At Ghost Squad HQ in London, these strange goings-on are explained by Clive Jessel-Cave (David King), a Foreign Office official who looks the very epitome of the chinless wonder civil servant.


The old man was Dr Philip Morrow, an eminent archaeologist sent on a secret mission to confirm or deny rumours that the sands of the Middle Eastern region of Kavar are rich in sorium, an element used in nuclear fission.  The woman he attacked was his secretary, Sazi Keller - half Kavari, half Swiss - who now has hold of his film and notes.  Nick Craig's sent out to Kavar to get hold of these - and to find Morrow's mysteriously vanished assistant, Tim Casey.  Accompanying Nick on his mission  for once is the lovely Jean Carter, who knows the language.  We don't get to see her speaking it, however, or indeed doing very much at all except being menaced by various Kavari heavies and chatted up by dissolute American journalist Dwight Sherman (Al Mulock).


Kavar's shrewd Emir (Martyn Wyldeck) is determined to get the most out of any sorium discovery that's made, and intends to keep Ms Keller in the country by making her one of his wives.  When this doesn't go terribly well, he trumps up some cases of plague and has the whole of Kavar placed under quarantine in order to prevent anyone leaving.  The Emir's will is enforced by his cousin and chief of police Major Syid, played by the wonderful Roger Delgado, who frequently dons an enormous pair of sunglasses.



Quarantine at Kavar's a diverting enough Ghost Squad instalment, but by far the most memorable bit of the episode is when Delgado stomps angrily out of a scene, only to collide with a table that's been inconsiderately placed in his path.  His irritated straightening of it as he skulks off is hilarious.


Also guest starring this week, and being excellent, is Maurice Kaufman (Mr Honor Blackman at the time) as an irritable but dashing and ultimately heroic local doctor.


Eventually Craig manages to locate Tim Casey (John Carlin), who's living it up as a guest of the Emir.  He's surrounded by beautiful women carrying out his every whim, which is a bit surprising as he's one of the most outrageously camp characters I've ever seen on TV.  His dialogue doesn't help matters: "Phil was a giant among men.  A gentle giant.  Nobody ever worked for him who didn't love him."



The impish Casey merrily reveals that there wasn't any sorium after all.  But Sazi Keller's jealously guarding the evidence of what Dr Morrow found.  So what is it? Well, I'm glad you asked - it turns out he actually discovered some magnificent prehistoric cave paintings, and rather than trying to sell the information to the highest bidder Sazi's actually been trying to get inform the British Embassy.  The twist that the discovery's one of historical rather than military importance is an especially satisfying one.  Oh, and rather than the Emir, who's just a wily chancer, the baddie of the episode turns out to be Dwight Sherman, who's a (boo hiss) enemy agent.
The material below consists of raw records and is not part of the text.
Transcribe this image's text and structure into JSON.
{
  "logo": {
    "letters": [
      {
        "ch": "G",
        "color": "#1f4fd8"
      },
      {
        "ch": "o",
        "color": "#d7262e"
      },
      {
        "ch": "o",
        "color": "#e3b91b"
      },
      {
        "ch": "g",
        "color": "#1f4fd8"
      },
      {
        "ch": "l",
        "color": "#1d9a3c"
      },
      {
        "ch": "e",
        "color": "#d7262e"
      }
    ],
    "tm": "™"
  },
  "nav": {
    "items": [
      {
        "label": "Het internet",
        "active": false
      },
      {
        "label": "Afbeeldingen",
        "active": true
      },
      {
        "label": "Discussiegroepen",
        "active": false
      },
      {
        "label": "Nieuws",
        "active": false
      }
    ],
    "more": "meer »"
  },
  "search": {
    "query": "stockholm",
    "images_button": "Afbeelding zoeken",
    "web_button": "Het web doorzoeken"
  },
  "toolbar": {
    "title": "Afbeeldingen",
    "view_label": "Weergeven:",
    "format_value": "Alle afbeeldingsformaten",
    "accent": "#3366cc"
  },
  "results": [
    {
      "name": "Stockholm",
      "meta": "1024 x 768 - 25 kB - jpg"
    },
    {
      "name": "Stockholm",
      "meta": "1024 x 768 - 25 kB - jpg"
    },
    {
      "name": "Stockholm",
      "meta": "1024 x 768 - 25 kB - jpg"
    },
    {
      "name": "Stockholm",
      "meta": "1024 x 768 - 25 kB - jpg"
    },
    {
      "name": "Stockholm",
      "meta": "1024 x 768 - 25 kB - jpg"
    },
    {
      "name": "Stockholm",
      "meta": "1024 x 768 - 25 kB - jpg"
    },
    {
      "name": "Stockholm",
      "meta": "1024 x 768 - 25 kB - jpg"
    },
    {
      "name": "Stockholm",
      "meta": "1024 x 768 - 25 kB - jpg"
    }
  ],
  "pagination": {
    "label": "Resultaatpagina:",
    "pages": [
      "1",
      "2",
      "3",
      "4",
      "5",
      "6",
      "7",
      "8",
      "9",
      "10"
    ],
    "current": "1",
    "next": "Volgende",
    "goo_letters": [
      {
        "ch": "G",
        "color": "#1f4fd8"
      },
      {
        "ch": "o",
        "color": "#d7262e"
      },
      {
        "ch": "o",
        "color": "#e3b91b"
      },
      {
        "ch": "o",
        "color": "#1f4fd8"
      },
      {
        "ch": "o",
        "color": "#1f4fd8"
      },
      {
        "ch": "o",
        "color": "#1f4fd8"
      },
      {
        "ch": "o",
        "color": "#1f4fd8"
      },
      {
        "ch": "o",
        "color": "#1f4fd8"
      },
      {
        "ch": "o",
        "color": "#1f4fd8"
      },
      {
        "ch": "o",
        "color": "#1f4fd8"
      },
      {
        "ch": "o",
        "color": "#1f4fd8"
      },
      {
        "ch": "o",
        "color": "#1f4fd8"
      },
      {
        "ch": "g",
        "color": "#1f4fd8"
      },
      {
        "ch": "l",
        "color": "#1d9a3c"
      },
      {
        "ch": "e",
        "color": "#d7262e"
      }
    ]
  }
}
Next tonight, move the little marker on your TV Minus 50 map (I presume you have one) from the generic Middle East to generic South America for tonight's Man of the World.



There's another vaguely clever double meaning in this week's title.  Yes, our hero, photojournalist Michael Strait is on a mission to the jungle; but also there's a Mission in the jungle.  Run by nuns.  We all love a good nun, and these ones are in the full-on white Black Narcissus garb.  But we see disappointingly few of them, and only a couple (Isobel Black and Mother Superior Noelle Middleton) even get any lines.  Deep in the jungle where they work, their nearest neighbours are the Hivaro Indians, who hate white people and will shrink their heads if they get the chance.  But the Hivaro leader's entrusted them with the care of his young son, infected with a possibly fatal snake bite.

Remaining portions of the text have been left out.